L’attività di ricerca e sviluppo, quindi, deve concentrarsi di più sui bisogni dei piccoli agricoltori. Basterebbero semplici tecnologie e investimenti. Per esempio un nuovo regime dei diritti di proprietà intellettuale per incoraggiare l’imprenditoria dei contadini e favorire lo sviluppo di aziende di semi locali, non garantiti dalle compagnie che dominano il mercato. “I problemi di fertilità del suolo possono essere invece affrontati con l’uso di risorse locali come alberi e piante di leguminose, che fissano l’azoto atmosferico e riducono l’uso e i costi dei fertilizzanti”, continua Izac. “Non dobbiamo cercare la soluzione, ma più soluzioni, prendendo spunto dalle pratiche tradizionali”. In molti paesi dell’Africa sub-sahariana, infatti, gli agricoltori seminano molte varietà diverse della stessa coltura, e anche varietà migliorate. Questo perché sanno che con la siccità le varietà locali produrranno di più di quelle migliorate, mentre con la pioggia renderà di più il raccolto delle varietà migliorate. Non solo. Si stima che le importazioni di prodotti caseari, aumentata del 43 per cento dal 1998 al 2001, potrebbe essere ridotta con semplici tecnologie post raccolto (silos metallici), che possono prevenire anche le perdite di riso.

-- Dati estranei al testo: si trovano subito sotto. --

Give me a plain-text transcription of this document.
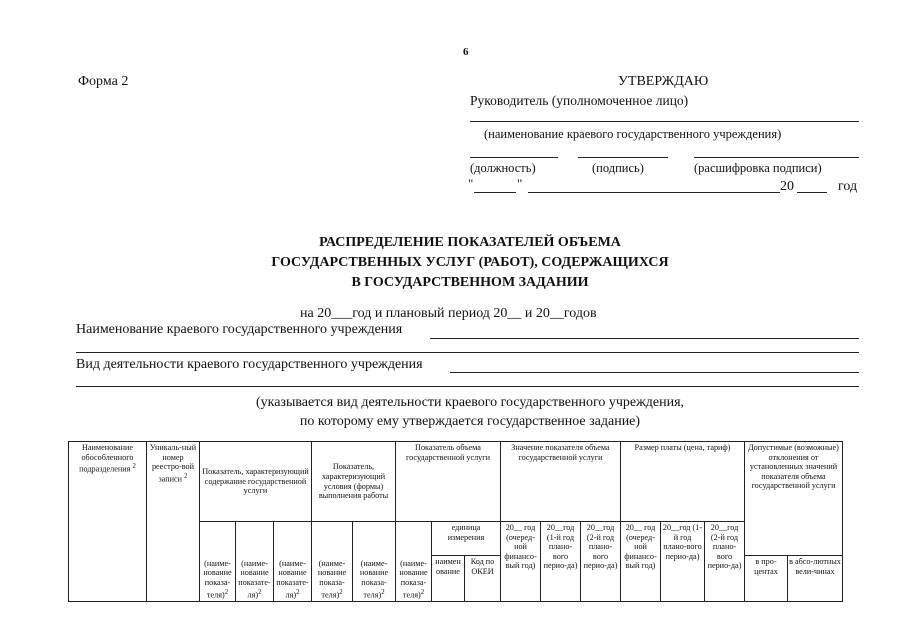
6
Форма 2	УТВЕРЖДАЮ
Руководитель (уполномоченное лицо)
(наименование краевого государственного учреждения)
(должность)	(подпись)	(расшифровка подписи)
"	"	20	год
РАСПРЕДЕЛЕНИЕ ПОКАЗАТЕЛЕЙ ОБЪЕМА
ГОСУДАРСТВЕННЫХ УСЛУГ (РАБОТ), СОДЕРЖАЩИХСЯ
В ГОСУДАРСТВЕННОМ ЗАДАНИИ
на 20___год и плановый период 20__ и 20__годов
Наименование краевого государственного учреждения
Вид деятельности краевого государственного учреждения
(указывается вид деятельности краевого государственного учреждения,
по которому ему утверждается государственное задание)
Наименование обособленного подразделения $^2$	Уникаль-ный номер реестро-вой записи $^2$	Показатель, характеризующий содержание государственной услуги			Показатель, характеризующий условия (формы) выполнения работы		Показатель объема государственной услуги			Значение показателя объема государственной услуги			Размер платы (цена, тариф)			Допустимые (возможные) отклонения от установленных значений показателя объема государственной услуги	
		(наиме-нование показа-теля)$^2$	(наиме-нование показате-ля)$^2$	(наиме-нование показате-ля)$^2$	(наиме-нование показа-теля)$^2$	(наиме-нование показа-теля)$^2$	(наиме-нование показа-теля)$^2$	единица измерения		20__ год (очеред-ной финансо-вый год)	20__год (1-й год плано-вого перио-да)	20__год (2-й год плано-вого перио-да)	20__ год (очеред-ной финансо-вый год)	20__год (1-й год плано-вого перио-да)	20__год (2-й год плано-вого перио-да)		
								наимен ование	Код по ОКЕИ							в про-центах	в абсо-лютных вели-чинах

Gli investimenti in ricerca e sviluppo devono però essere accompagnati anche da quelli in infrastrutture, in educazione di base e in network che creino competenze locali. E gli Ogm? L’articolo non li indica come una soluzione a priori. Tutto dipende dall’ambiente e dalle condizioni sociali ed economiche in cui si inseriscono. “L’evidenza empirica non è sufficiente e non copre tutte le situazioni per vedere negli ogm una soluzione, i loro effetti e costi variano da regione e regione. Serve una ricerca partecipa per capire i pro e i contro di questa tecnologia”.

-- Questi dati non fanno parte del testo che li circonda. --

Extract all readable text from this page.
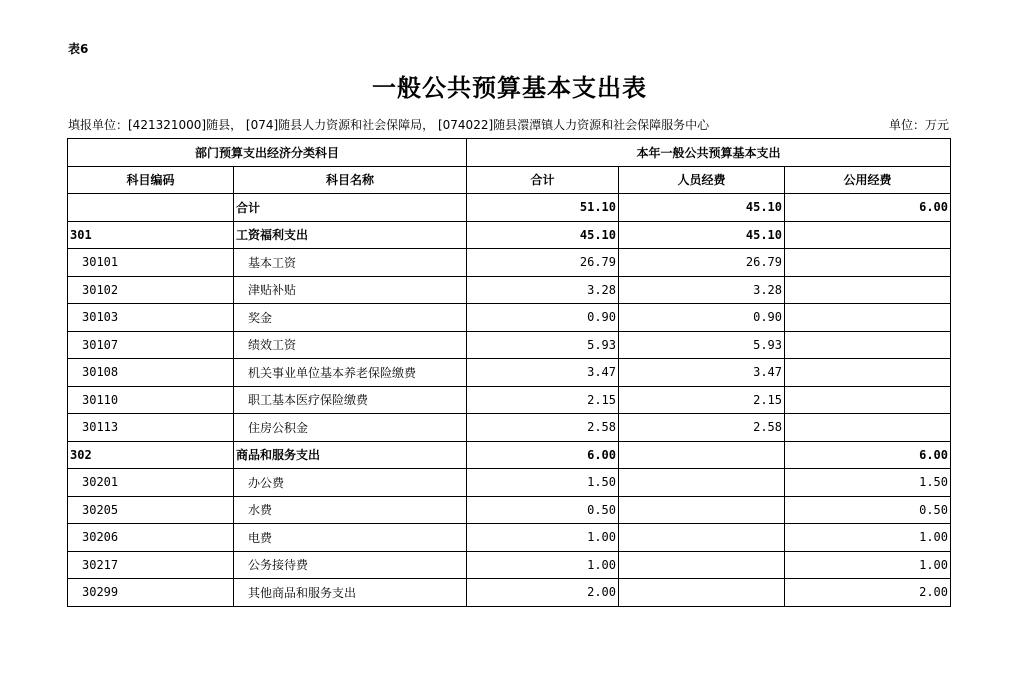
表6
一般公共预算基本支出表
填报单位：[421321000]随县， [074]随县人力资源和社会保障局， [074022]随县澴潭镇人力资源和社会保障服务中心	单位：万元
部门预算支出经济分类科目		本年一般公共预算基本支出		
科目编码	科目名称	合计	人员经费	公用经费
	合计	51.10	45.10	6.00
301	工资福利支出	45.10	45.10	
30101	基本工资	26.79	26.79	
30102	津贴补贴	3.28	3.28	
30103	奖金	0.90	0.90	
30107	绩效工资	5.93	5.93	
30108	机关事业单位基本养老保险缴费	3.47	3.47	
30110	职工基本医疗保险缴费	2.15	2.15	
30113	住房公积金	2.58	2.58	
302	商品和服务支出	6.00		6.00
30201	办公费	1.50		1.50
30205	水费	0.50		0.50
30206	电费	1.00		1.00
30217	公务接待费	1.00		1.00
30299	其他商品和服务支出	2.00		2.00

Sulla necessità di rivedere il ruolo della scienza e tecnologia in agricoltura si è discusso anche durante il convegno “Avanzamento delle conoscenze e agricoltura biologica: le nuove frontiere per il bio”, confronto tra ricercatori, produttori e consumatori per favorire un’agricoltura sostenibile organizzato a Roma lo scorso 16 aprile dal dipartimento agroalimentare del Cnr con il Consiglio per la ricerca e la sperimentazione in agricoltura (Cra) e l’Associazione italiana per l’agricoltura biologica (Aiab). “Bisogna più competitivi imprese e prodotti biologici, innalzando il livello di conoscenze, sostenendo una ricerca interdisciplinare e incoraggiando le innovazioni tecnologiche”, spiega Mauro Gamboni del dipartimento agroalimentare del Cnr. “Tutto sommato per affrontare i problemi dei paesi in via di sviluppo non c’è bisogno di molti soldi ma di soluzioni semplici, mutuate anche dalla tradizione”. Il nostro paese invece si sta già dotando di tecnologie per la sostenibilità ambientale. Al convegno sono stati presentati i biosensori per il monitoraggio dell’inquinamento ambientale, la valutazione della qualità dei cibi e la valorizzazione di produzione tipiche, sviluppati dall’Istituto di cristallografia del Cnr; un nuovo biopesticida messo a punto dall’Istituto per la protezione delle piante (Ipp), da somministrare nelle acque di irrigazione. E ancora, per la conservazione di frutta e ortaggi, si fa strada la termoterapia sperimentata dall’Istituto di scienza delle produzioni alimentari (Ispa-Cnr) sugli agrumi di Acireale, da usare in alternativa alle sostanze chimiche per il trattamento post-raccolta.